Somehow, we had no idea, and also really already knew. 

I remember the appalled inner rush of those days. My guts pacing. I said to Jeff more than once, voice strained with strange grief-laughter: I Feel Really Weird Right Now

Against the panicked urgings of the internet, we kept a small core of our chosen family together. We brought in the Equinox. 

We did what we could to ground.

Jeff vacuumed a lot and pushed back against the blackberries.


We began to rest again; we began the slow process of waking up.


That spot of pink in the back is a random hyacinth from before my time that I swear I am going to move every year. She has a cousin in the yard - where? I want to put them near each other. 


Indoor harvests help. I remember also digging green garlic from the mud, cutting side shoots from weathered broccoli, double washing dirty wild arugula, parsley, thyme. And several strong rounds of radishes, there in late March.


Oh! And self seeded corn salad! A lot of that to look forward to, maybe. 


By late March the dark tulips were already up, despite the snow. Can you believe it?


I grieved the garden that was here for years. That process helped me know how to grieve my job when I lost it in late March. How to grieve the connections we grow against all odds in the context of the construct we call school. How to grieve my independence and the direction I was building in my work. I had a full summer planned. A lot of learning, a lot of outside time. There was a big push of energy behind it, a lot of things converging. As I felt the imaginary floor fall out, I landed on the ground. 

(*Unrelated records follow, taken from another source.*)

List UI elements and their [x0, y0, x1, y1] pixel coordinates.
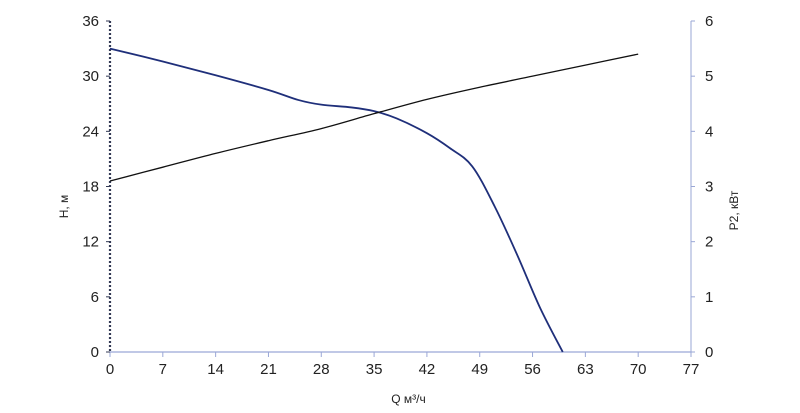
- power-curve-line: [109, 53, 639, 182]
- y-left-tick-label-4: 24: [82, 123, 99, 140]
- y-right-tick-label-2: 2: [705, 234, 713, 251]
- y-right-axis-title: P2, кВт: [727, 190, 741, 230]
- x-tick-label-1: 7: [159, 361, 167, 378]
- x-tick-label-8: 56: [524, 361, 541, 378]
- axes-layer: [106, 20, 695, 357]
- x-tick-label-11: 77: [683, 361, 700, 378]
- x-tick-label-3: 21: [260, 361, 277, 378]
- y-right-tick-label-1: 1: [705, 289, 713, 306]
- y-right-tick-label-3: 3: [705, 179, 713, 196]
- y-right-tick-label-4: 4: [705, 123, 713, 140]
- x-tick-label-6: 42: [419, 361, 436, 378]
- x-tick-label-0: 0: [106, 361, 114, 378]
- x-tick-label-4: 28: [313, 361, 330, 378]
- y-right-tick-label-0: 0: [705, 344, 713, 361]
- x-axis-title: Q м³/ч: [391, 392, 426, 406]
- y-left-tick-label-5: 30: [82, 68, 99, 85]
- y-right-tick-label-6: 6: [705, 13, 713, 30]
- y-left-tick-label-3: 18: [82, 179, 99, 196]
- x-tick-label-2: 14: [207, 361, 224, 378]
- y-right-tick-label-5: 5: [705, 68, 713, 85]
- x-tick-label-9: 63: [577, 361, 594, 378]
- y-left-tick-label-2: 12: [82, 234, 99, 251]
- x-tick-label-7: 49: [471, 361, 488, 378]
- series-layer: [109, 47, 639, 353]
- labels-layer: Q м³/ч H, м P2, кВт 0 7 14 21 28 35 42 49 56 63 70…: [57, 13, 741, 406]
- x-tick-label-5: 35: [366, 361, 383, 378]
- y-left-axis-title: H, м: [57, 195, 71, 219]
- head-curve-line: [109, 47, 564, 353]
- x-tick-label-10: 70: [630, 361, 647, 378]
- y-left-tick-label-1: 6: [91, 289, 99, 306]
- y-left-tick-label-0: 0: [91, 344, 99, 361]
- y-left-tick-label-6: 36: [82, 13, 99, 30]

I watched the peas push their coiled heads from the earth and cried from gratitude. 

Monday, October 5, 2020

Summer 2020, a short report

the garden got fully queer, this year

intuitive, self-reflective, erotic, fractal, co-creative
i don't know what will happen tomorrow

more than ever ever, i wake in awe that there is space to breathe and heal
this is not a 'productive' garden

the cats haunt the roses and try to eat bees
this is not a time for hand wringing

look upon the beauty of the world before it is gone
pregnant people came to this garden this summer to resonate with each other, six feet apart

we brought out a bag of clay and some tools and set up a place to touch another form of earth
who will create ritual if not us?

if our mother keeps living, day to day, what does it matter if we do not rest in her glorious softness?